Commanders and leaders
- Sokollu Mehmed Pasha Kara Ahmed Pasha: István Losonci

Strength
- 30,000: 1,900

Casualties and losses
- Unknown: Heavy

= Siege of Temesvár (1552) =

1552 siege

The siege of Temesvár was a military conflict between the Habsburg monarchy and the Ottoman Empire in 1552. The siege resulted with a decisive Ottoman victory and Temesvár came under Ottoman control for 164 years.

== Background ==
After the Battle of Mohács in 1526, the Hungarian Kingdom split into two parts. The western part of the country came under the control of Ferdinand I from the House of Habsburg, the eastern side came under the control of John Zápolya, a Hungarian noble. Zápolya asked the help of Suleiman the Magnificent Ottoman emperor against Ferdinand. After the death of John in 1540, he was succeeded by his one-month-old son, John Sigismund Zápolya. Ferdinand in 1541 tried to capture Buda, the capital, but he was defeated by Suleiman's army. The Ottoman emperor occupied Buda after the victory and sent the young Hungarian king with his court to Lippa (today Lipova, Romania); in 1542 they moved to Gyulafehérvár (today Alba Iulia, Romania), which later became the capital of the Principality of Transylvania.

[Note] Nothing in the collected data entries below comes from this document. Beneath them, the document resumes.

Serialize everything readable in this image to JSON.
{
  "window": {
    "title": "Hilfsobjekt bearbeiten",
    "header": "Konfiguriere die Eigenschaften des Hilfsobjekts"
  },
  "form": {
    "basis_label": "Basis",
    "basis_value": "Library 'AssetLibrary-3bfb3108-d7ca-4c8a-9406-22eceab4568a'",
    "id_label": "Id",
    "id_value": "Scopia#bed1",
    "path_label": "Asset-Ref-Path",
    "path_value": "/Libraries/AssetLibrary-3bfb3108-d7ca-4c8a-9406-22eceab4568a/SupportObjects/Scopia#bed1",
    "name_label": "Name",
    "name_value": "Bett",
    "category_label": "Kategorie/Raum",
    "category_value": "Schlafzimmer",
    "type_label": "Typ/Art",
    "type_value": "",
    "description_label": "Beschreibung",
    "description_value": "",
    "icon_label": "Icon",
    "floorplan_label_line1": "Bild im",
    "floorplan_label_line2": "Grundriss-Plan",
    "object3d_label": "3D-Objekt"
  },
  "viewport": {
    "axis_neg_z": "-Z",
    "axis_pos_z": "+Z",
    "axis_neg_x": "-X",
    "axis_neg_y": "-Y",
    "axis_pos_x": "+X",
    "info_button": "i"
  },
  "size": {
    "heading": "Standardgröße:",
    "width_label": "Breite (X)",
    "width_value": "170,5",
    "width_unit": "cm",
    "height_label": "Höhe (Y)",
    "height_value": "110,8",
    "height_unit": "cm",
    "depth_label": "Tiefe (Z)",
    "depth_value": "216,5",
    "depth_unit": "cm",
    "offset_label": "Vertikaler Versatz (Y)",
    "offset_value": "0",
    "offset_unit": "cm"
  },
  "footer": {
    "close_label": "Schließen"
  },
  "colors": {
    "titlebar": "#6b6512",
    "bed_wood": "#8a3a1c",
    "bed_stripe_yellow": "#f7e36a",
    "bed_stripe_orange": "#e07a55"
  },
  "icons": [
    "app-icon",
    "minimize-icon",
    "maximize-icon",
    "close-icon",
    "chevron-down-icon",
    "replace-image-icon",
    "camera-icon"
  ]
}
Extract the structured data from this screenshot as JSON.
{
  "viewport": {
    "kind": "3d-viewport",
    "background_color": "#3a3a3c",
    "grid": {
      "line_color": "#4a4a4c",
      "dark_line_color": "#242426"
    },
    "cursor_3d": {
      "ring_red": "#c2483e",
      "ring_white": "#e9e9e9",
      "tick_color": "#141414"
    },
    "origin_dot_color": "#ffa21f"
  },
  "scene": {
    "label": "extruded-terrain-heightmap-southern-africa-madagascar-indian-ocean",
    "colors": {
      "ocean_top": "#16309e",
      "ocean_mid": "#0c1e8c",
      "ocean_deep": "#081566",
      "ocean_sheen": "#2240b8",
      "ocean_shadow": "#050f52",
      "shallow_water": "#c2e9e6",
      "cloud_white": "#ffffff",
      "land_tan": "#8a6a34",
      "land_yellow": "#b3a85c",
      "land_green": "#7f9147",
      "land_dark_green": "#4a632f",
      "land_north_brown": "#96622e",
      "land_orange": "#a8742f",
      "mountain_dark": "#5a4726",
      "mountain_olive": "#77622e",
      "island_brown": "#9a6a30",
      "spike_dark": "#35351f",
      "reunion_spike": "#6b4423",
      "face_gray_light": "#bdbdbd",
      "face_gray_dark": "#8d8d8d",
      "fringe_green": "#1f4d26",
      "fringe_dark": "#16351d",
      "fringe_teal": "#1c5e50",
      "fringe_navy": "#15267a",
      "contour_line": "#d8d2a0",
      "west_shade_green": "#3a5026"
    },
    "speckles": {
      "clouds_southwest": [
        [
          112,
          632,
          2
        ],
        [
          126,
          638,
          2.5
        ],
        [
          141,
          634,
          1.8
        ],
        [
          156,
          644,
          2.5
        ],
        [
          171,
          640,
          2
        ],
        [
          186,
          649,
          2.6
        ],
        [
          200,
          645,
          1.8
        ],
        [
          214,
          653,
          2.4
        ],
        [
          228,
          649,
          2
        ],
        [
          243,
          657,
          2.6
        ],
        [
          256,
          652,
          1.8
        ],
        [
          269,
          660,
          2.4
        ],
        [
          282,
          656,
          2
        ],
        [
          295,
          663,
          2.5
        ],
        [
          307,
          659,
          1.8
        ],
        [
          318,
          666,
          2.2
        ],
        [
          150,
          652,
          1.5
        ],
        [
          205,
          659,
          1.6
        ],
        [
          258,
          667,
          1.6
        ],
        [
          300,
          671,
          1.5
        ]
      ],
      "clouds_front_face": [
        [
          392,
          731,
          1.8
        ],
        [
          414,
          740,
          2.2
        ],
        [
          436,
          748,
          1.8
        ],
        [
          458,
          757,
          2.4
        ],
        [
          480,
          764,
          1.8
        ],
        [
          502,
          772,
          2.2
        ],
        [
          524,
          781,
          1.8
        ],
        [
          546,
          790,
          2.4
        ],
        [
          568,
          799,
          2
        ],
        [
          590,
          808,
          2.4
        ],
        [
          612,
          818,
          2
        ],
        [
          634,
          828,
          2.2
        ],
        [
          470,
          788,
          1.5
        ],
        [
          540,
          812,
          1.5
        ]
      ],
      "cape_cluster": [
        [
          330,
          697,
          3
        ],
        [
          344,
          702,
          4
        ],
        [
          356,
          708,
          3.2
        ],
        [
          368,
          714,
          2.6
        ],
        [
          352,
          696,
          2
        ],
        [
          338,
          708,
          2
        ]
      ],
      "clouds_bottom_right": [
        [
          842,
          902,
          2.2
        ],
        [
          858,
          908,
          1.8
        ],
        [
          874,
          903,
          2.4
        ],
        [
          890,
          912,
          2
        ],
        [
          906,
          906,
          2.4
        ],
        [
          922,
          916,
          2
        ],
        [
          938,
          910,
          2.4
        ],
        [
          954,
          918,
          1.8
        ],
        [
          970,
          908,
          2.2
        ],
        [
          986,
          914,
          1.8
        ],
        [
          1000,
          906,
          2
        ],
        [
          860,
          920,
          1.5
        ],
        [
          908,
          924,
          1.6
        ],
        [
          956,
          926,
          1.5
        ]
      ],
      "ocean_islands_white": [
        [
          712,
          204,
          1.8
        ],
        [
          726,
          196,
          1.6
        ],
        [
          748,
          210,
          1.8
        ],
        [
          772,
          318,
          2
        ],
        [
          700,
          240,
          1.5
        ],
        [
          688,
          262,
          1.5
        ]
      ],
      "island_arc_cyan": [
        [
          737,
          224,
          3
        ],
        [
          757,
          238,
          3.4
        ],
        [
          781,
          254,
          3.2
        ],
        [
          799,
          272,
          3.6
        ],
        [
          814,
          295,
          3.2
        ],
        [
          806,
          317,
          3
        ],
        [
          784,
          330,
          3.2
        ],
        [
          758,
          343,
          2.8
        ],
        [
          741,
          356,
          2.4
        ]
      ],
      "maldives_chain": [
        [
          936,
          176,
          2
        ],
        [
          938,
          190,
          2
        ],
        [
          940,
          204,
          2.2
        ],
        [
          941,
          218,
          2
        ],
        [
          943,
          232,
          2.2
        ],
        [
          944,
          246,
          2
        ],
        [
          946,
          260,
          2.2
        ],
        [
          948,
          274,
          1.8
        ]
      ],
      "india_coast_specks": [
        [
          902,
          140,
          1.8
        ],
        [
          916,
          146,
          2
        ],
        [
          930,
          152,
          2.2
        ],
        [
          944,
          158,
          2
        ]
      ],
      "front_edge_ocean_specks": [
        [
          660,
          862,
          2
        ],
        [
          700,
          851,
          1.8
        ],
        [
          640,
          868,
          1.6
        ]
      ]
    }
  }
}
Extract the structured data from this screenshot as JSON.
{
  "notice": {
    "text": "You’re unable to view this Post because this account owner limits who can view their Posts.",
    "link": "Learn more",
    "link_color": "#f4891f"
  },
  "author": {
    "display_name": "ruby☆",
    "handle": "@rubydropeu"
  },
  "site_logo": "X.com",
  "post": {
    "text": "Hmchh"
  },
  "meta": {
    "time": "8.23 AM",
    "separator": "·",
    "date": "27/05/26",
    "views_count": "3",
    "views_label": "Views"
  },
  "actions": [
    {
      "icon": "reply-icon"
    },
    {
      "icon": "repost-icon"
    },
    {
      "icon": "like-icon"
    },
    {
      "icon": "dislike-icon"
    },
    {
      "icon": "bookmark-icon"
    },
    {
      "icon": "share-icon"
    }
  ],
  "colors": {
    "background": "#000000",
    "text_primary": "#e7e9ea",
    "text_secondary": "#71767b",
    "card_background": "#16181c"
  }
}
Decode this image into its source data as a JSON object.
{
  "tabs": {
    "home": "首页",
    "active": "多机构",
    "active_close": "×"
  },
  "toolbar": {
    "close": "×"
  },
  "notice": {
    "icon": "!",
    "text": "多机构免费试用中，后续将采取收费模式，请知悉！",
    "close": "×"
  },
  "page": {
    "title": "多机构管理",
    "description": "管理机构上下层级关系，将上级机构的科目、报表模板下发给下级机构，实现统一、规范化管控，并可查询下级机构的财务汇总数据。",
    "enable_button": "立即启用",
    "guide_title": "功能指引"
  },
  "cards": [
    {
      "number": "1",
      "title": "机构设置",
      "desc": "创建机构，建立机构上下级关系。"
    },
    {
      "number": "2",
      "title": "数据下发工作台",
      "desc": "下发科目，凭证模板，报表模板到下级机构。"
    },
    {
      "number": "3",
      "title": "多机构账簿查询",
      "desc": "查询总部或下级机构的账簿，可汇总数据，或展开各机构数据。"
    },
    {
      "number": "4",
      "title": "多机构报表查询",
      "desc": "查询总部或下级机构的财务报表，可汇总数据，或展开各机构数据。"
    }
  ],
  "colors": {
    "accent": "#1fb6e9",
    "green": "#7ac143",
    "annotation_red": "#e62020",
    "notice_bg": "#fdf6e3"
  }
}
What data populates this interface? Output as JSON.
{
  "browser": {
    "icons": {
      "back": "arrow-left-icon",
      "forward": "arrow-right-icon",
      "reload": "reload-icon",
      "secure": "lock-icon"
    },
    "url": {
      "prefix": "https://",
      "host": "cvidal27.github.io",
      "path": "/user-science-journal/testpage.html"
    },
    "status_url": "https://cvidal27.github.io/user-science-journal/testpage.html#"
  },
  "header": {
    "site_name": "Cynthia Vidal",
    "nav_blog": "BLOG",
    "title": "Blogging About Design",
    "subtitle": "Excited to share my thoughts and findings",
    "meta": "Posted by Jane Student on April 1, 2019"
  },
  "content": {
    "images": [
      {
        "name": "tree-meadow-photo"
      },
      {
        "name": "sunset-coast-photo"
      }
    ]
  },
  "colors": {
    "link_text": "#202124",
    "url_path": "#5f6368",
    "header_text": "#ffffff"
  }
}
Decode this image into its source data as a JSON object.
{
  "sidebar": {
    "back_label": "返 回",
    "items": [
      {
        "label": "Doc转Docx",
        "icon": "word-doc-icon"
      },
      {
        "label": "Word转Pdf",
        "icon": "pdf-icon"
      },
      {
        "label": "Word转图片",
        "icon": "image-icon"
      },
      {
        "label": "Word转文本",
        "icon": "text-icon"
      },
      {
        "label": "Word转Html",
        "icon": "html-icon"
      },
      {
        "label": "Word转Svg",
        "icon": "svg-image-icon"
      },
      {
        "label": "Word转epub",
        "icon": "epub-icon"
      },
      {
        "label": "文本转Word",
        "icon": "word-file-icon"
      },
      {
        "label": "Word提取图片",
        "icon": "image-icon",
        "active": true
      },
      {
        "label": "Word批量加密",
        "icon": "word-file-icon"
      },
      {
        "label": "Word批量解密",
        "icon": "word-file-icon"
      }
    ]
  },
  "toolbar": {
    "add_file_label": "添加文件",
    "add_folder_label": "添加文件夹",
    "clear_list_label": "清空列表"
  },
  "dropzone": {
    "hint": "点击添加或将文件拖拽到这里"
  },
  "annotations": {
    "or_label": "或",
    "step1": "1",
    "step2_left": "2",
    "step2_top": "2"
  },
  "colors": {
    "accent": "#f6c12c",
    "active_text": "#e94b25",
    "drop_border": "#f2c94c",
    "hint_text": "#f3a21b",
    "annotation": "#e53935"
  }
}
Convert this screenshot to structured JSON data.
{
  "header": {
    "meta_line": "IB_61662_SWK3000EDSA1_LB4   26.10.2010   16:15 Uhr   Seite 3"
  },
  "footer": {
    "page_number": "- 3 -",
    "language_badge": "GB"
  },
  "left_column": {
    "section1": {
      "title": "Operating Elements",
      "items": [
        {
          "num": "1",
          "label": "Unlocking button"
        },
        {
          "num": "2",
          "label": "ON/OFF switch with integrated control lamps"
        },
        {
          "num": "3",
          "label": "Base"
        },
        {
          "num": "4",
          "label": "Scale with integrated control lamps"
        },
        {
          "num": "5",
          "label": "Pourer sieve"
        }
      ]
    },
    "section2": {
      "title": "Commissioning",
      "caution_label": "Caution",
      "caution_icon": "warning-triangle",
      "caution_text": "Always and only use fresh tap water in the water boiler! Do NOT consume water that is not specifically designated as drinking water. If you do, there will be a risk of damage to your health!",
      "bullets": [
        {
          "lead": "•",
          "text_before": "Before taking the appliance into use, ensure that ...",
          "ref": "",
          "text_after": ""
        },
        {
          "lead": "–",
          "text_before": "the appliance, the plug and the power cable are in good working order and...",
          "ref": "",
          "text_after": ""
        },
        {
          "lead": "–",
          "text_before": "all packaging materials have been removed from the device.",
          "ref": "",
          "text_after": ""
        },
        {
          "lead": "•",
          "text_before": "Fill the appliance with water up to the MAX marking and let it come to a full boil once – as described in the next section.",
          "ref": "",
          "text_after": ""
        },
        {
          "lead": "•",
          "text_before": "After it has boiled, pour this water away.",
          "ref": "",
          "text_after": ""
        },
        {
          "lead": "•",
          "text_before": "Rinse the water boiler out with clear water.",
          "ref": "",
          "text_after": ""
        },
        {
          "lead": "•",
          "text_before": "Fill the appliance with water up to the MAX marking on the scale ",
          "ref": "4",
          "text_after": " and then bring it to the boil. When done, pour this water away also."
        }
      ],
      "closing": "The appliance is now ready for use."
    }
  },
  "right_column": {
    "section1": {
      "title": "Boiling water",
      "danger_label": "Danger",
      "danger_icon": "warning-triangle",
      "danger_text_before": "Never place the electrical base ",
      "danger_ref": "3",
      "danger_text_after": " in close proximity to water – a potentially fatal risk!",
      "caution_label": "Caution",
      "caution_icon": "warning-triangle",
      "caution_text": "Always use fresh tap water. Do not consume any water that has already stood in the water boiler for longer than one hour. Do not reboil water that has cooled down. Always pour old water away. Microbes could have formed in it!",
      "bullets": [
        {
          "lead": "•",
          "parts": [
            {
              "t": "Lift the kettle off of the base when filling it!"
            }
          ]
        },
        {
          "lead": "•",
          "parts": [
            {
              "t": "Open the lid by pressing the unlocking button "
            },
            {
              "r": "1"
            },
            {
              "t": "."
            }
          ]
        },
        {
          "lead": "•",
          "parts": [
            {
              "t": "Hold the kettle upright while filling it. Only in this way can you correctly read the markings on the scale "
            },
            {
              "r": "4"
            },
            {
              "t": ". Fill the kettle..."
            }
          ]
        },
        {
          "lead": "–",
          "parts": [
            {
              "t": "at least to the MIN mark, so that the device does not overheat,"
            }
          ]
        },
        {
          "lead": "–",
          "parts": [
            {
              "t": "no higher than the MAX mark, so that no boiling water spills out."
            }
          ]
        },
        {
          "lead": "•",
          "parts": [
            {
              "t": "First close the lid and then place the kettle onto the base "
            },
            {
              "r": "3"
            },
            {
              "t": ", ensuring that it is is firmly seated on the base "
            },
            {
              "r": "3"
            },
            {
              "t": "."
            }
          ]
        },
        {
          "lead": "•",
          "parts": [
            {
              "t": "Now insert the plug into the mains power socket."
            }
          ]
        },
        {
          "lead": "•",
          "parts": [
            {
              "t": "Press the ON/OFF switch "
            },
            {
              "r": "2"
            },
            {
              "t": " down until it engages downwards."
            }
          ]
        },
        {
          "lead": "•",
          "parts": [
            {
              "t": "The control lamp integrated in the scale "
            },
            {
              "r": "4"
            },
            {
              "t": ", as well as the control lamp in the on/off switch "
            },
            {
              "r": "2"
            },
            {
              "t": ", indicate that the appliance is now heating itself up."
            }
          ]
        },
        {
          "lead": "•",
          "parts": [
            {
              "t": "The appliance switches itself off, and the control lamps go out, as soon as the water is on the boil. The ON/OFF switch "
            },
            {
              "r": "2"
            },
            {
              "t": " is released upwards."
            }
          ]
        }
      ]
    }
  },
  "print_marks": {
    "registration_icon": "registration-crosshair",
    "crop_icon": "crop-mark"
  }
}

Even after this event, Ferdinand didn't give up his dream about the unification of the Hungarian Kingdom under his rule. With George Martinuzzi's help, the eastern part of the country in 1550 came under Habsburg rule, which caused the attack of the Ottoman army against Hungary.

In 1552 two Ottoman armies crossed the border into the Hungarian Kingdom. One of them – led by Hadim Ali Pasha – started a campaign against the western and central part of the country whilst the second army – led by Kara Ahmed Pasha – attacked the fortresses in the Banat region.

== Siege ==
In the summer of 1552, the Ottomans arrived at Temesvár, which was the most important city in the Banat region. The Ottoman army numbered about 30,000 men, Temesvár was defended only by 1,900 men, 700 of whom were merchants.

The Ottoman artillery started destroying the wall on 27 June, then the Ottoman infantry assaulted the wall on 3 July and 6 July, without any success. At the time of the battle, a Hungarian army led by Mihály Tóth tried to liberate the city under the siege, but his army was defeated in the battle of Szentandrás (today Sânandrei, Romania). The city fell soon after.

== Aftermath ==
After the capture of Temesvár, the sultan established the Temeşvar Eyalet which was composed of four sanjaks. Temesvár remained under Ottoman control even after the Treaty of Karlowitz and was recaptured by the Christian forces only in 1717.